DIC株式会社(本社:東京都中央区、社長執行役員:中西義之)は、塗装後に成型加工を行う塗装鋼板(プレコートメタル:PCM)用塗料向けにポリエステル樹脂の新シリーズ「BECKOLITE(ベッコライト)GSシリーズ」を開発し、2月より販売を開始しました。同シリーズは、溶剤型ハイソリッドタイプのためVOC(揮発性有機化合物)低減効果に優れるとともに、世界の化学物質規制にも適合した環境対応型グローバルスタンダード製品です。

PCM鋼板は、コイル状の鋼板にロールコートなど効率の良い塗装方法で連続生産され、それを後工程で成型加工することにより意匠成型物を生産することができるため、大量生産に適した生産性の高い材料といわれています。そのため、効率的に大量生産が求められる住宅・工場の屋根・壁材、冷蔵庫・洗濯機のような家電製品の筺体材などで、新興国を中心に世界的に需要が高まっています。一方で、PCM鋼板の塗膜には、“加工性”と“成型物として使用する際の耐キズ付性”のように反する性能が求められるため、原料となる樹脂に対しても高い技術が求められます。

当社は、国内においては長きにわたり樹脂設計技術、重合ノウハウを生かしたPCM塗料用樹脂を展開し、実績を積み上げることにより高い評価を得てきました。
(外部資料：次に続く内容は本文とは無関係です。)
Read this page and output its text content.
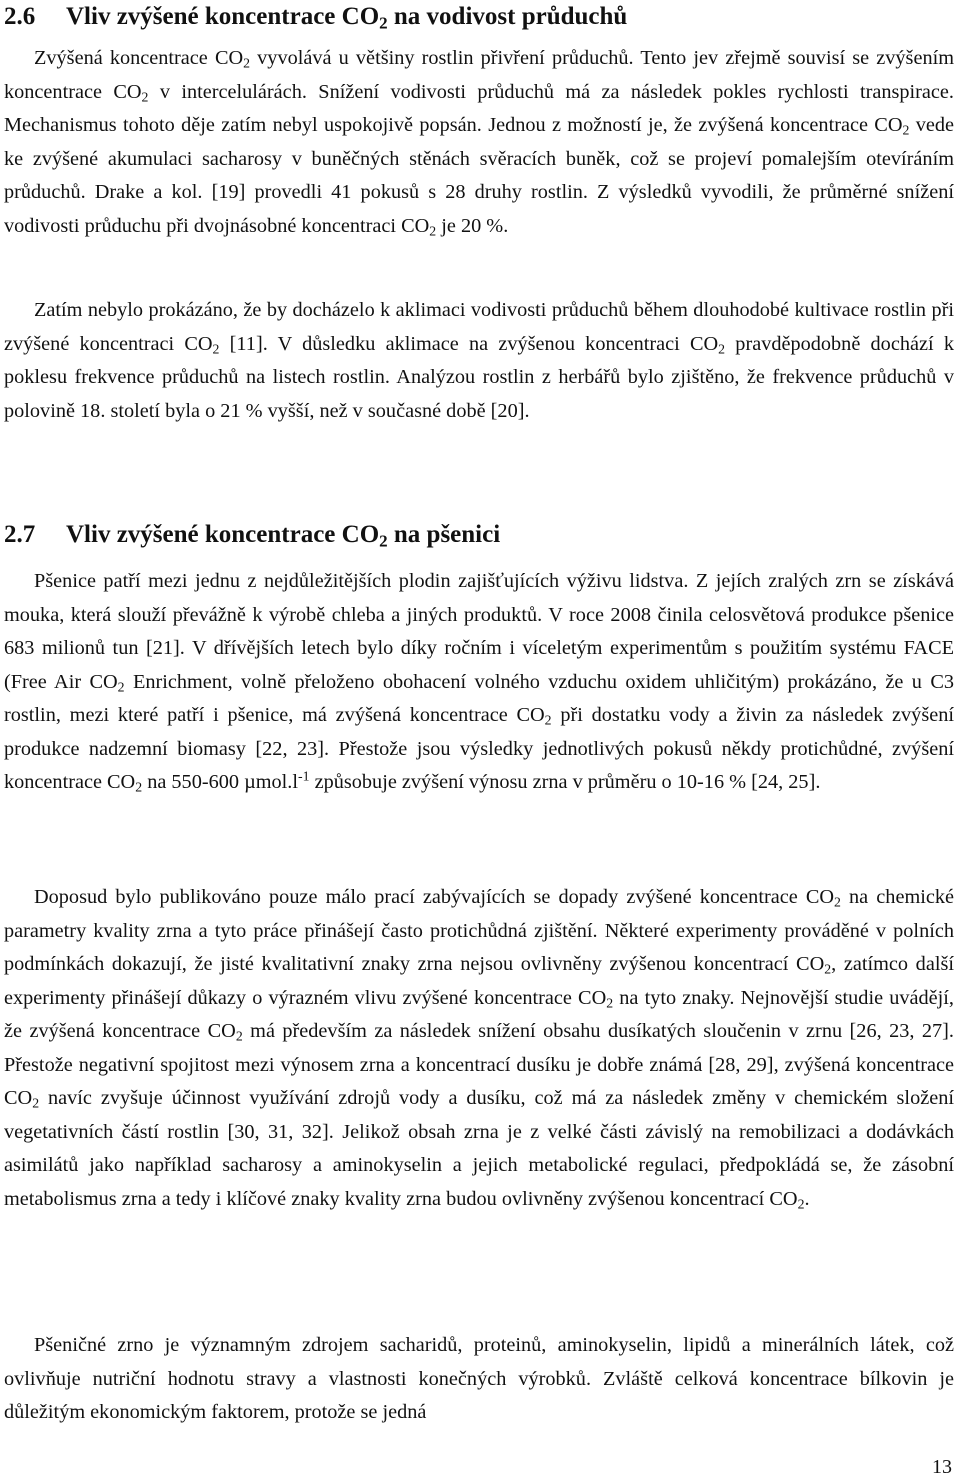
2.6 Vliv zvýšené koncentrace $CO_2$ na vodivost průduchů
Zvýšená koncentrace $CO_2$ vyvolává u většiny rostlin přivření průduchů. Tento jev zřejmě souvisí se zvýšením koncentrace $CO_2$ v intercelulárách. Snížení vodivosti průduchů má za následek pokles rychlosti transpirace. Mechanismus tohoto děje zatím nebyl uspokojivě popsán. Jednou z možností je, že zvýšená koncentrace $CO_2$ vede ke zvýšené akumulaci sacharosy v buněčných stěnách svěracích buněk, což se projeví pomalejším otevíráním průduchů. Drake a kol. [19] provedli 41 pokusů s 28 druhy rostlin. Z výsledků vyvodili, že průměrné snížení vodivosti průduchu při dvojnásobné koncentraci $CO_2$ je 20 %.
Zatím nebylo prokázáno, že by docházelo k aklimaci vodivosti průduchů během dlouhodobé kultivace rostlin při zvýšené koncentraci $CO_2$ [11]. V důsledku aklimace na zvýšenou koncentraci $CO_2$ pravděpodobně dochází k poklesu frekvence průduchů na listech rostlin. Analýzou rostlin z herbářů bylo zjištěno, že frekvence průduchů v polovině 18. století byla o 21 % vyšší, než v současné době [20].
2.7 Vliv zvýšené koncentrace $CO_2$ na pšenici
Pšenice patří mezi jednu z nejdůležitějších plodin zajišťujících výživu lidstva. Z jejích zralých zrn se získává mouka, která slouží převážně k výrobě chleba a jiných produktů. V roce 2008 činila celosvětová produkce pšenice 683 milionů tun [21]. V dřívějších letech bylo díky ročním i víceletým experimentům s použitím systému FACE (Free Air $CO_2$ Enrichment, volně přeloženo obohacení volného vzduchu oxidem uhličitým) prokázáno, že u C3 rostlin, mezi které patří i pšenice, má zvýšená koncentrace $CO_2$ při dostatku vody a živin za následek zvýšení produkce nadzemní biomasy [22, 23]. Přestože jsou výsledky jednotlivých pokusů někdy protichůdné, zvýšení koncentrace $CO_2$ na 550-600 $\mu mol.l^{-1}$ způsobuje zvýšení výnosu zrna v průměru o 10-16 % [24, 25].
Doposud bylo publikováno pouze málo prací zabývajících se dopady zvýšené koncentrace $CO_2$ na chemické parametry kvality zrna a tyto práce přinášejí často protichůdná zjištění. Některé experimenty prováděné v polních podmínkách dokazují, že jisté kvalitativní znaky zrna nejsou ovlivněny zvýšenou koncentrací $CO_2$, zatímco další experimenty přinášejí důkazy o výrazném vlivu zvýšené koncentrace $CO_2$ na tyto znaky. Nejnovější studie uvádějí, že zvýšená koncentrace $CO_2$ má především za následek snížení obsahu dusíkatých sloučenin v zrnu [26, 23, 27]. Přestože negativní spojitost mezi výnosem zrna a koncentrací dusíku je dobře známá [28, 29], zvýšená koncentrace $CO_2$ navíc zvyšuje účinnost využívání zdrojů vody a dusíku, což má za následek změny v chemickém složení vegetativních částí rostlin [30, 31, 32]. Jelikož obsah zrna je z velké části závislý na remobilizaci a dodávkách asimilátů jako například sacharosy a aminokyselin a jejich metabolické regulaci, předpokládá se, že zásobní metabolismus zrna a tedy i klíčové znaky kvality zrna budou ovlivněny zvýšenou koncentrací $CO_2$.
Pšeničné zrno je významným zdrojem sacharidů, proteinů, aminokyselin, lipidů a minerálních látek, což ovlivňuje nutriční hodnotu stravy a vlastnosti konečných výrobků. Zvláště celková koncentrace bílkovin je důležitým ekonomickým faktorem, protože se jedná
13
しかしながら、海外需要の取り込みが遅れていたため、世界市場に展開可能なグローバルスタンダード製品の開発を進めてきました。

世界の塗料市場では、先進国ばかりでなく新興国においても環境汚染などを背景に化学品規制が進んでおり、近年は特に厳しいといわれる欧州の基準に適合した塗料が、各地域で求められるようになっています。焼付工程がクローズド環境で行われるためVOCの外部放出が少なく環境対応塗料といわれるPCM塗料においてもグローバルスタンダードと言われている製品では、REACH規制に対応するスズ触媒や、キシレン、シクロヘキサノンなどの使用を禁止する欧州のVOC指令に適合した製品設計になっている他、VOC削減の観点からハイソリッド化が進んでいます。
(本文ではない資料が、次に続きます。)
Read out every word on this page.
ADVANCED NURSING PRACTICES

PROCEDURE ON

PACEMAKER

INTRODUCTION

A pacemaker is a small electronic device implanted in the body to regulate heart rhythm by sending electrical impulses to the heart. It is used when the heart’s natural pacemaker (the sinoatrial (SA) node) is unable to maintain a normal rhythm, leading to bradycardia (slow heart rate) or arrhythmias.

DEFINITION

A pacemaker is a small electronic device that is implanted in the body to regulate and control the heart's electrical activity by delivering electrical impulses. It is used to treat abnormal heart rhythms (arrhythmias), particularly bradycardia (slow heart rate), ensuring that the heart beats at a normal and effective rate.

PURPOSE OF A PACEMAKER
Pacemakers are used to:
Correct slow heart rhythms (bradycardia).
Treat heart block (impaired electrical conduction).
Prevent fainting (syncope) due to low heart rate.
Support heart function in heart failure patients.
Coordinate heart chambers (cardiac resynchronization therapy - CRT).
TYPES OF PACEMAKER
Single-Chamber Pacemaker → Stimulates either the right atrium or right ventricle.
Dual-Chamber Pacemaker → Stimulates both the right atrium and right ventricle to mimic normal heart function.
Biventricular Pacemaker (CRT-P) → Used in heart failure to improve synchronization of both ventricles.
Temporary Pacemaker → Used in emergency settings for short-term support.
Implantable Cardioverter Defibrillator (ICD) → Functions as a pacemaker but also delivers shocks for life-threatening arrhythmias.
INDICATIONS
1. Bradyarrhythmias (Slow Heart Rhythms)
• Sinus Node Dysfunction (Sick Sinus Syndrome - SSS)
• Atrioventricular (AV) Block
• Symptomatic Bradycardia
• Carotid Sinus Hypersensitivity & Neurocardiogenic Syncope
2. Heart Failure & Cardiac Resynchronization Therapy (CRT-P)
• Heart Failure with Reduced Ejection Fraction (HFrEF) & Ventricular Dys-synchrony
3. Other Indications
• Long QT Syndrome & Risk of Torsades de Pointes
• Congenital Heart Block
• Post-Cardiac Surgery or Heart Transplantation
このたび当社では、海外における市場調査を行い、グローバルでユーザーニーズに応える樹脂開発を行うとともに、プライマー(下塗)やトップコート(上塗)で使用可能な15種類のポリエステル樹脂を取り揃え、販売を開始しました。同シリーズは、不揮発分が65%以上のハイソリッド型であること、重合にスズ触媒を使用していないこと、そして溶剤にはキシレン、シクロヘキサノンをしないという、欧州の規制にも対応する世界各地で展開可能な設計としています。
屋内外などの使用場所、加工の厳しさなど、PCM鋼板の多様な使用条件に適合するよう、加工性、耐キズ付性、耐候性、密着性、耐食性、耐汚染性、などで様々な特徴を有する各種グレードの樹脂を用意しました。それぞれ用途に応じてユーザー各社独自の配合で使用できますが、より手軽に使用できるよう、塗料化するための標準配合、およびそれを使用した塗装鋼板の各種物性値を記載した資料をまとめた冊子も用意しました。
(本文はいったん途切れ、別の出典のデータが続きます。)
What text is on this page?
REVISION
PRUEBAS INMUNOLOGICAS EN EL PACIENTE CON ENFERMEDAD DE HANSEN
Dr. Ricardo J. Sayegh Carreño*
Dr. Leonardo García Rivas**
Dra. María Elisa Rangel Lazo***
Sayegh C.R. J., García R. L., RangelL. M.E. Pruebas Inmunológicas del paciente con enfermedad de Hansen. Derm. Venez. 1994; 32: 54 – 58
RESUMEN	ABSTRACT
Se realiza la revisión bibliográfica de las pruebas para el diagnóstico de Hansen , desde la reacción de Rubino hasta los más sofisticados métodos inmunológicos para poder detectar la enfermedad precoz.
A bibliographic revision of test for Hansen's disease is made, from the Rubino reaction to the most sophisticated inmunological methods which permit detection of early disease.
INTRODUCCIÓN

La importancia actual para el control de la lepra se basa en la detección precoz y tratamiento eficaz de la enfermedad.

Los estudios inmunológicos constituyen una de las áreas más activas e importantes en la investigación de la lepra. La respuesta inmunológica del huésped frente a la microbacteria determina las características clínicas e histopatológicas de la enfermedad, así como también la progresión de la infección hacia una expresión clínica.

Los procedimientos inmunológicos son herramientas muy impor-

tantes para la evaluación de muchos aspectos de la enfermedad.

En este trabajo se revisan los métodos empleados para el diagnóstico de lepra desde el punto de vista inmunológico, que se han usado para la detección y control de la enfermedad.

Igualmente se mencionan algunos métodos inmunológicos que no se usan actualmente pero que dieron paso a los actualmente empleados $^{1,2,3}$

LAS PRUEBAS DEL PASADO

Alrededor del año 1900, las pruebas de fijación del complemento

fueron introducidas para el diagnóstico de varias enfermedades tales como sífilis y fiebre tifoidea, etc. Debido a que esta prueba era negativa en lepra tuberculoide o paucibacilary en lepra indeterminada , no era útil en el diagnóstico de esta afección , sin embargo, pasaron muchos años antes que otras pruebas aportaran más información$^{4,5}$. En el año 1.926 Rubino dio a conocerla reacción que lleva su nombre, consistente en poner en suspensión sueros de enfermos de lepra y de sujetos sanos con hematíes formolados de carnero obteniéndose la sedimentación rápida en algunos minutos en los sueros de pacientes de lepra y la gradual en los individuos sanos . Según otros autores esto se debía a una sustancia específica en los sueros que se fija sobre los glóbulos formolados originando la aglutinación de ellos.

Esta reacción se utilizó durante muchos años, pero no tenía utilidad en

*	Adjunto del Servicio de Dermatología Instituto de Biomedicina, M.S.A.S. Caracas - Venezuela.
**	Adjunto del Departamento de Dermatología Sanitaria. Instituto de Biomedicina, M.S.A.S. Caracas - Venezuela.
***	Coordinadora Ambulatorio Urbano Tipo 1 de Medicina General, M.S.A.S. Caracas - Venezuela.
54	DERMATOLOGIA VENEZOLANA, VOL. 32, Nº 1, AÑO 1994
当社グループのポリマ事業は、昨年発表した中期経営計画で『アジアの塗料・粘接着用途に集中して事業拡大』との戦略を掲げています。このたび開発した「BECKOLITE GSシリーズ」も、まずは世界最大のPCM塗料市場であり、当社グループのリソースを利用できる中国・東南アジアに加えて、中東地域へも展開しています。中国、タイ、インドネシアの生産拠点の活用、またポリマ技術センターを最大限活用しユーザーへの技術フォローを充実させることで、当社ポリマ事業のアジアおよび周辺地域におけるポジションを更に確かなものとし、拡販を進めていきます。

同シリーズのアジアでの展開と既に採用の決まった中東地域を足がかりに、欧米も含めた世界市場を視野に入れ、更なるラインアップの拡充を進めるなどしながら、ポリマ事業全体の海外売上高を2015年比+24%とする中期経営計画目標に貢献していく所存です。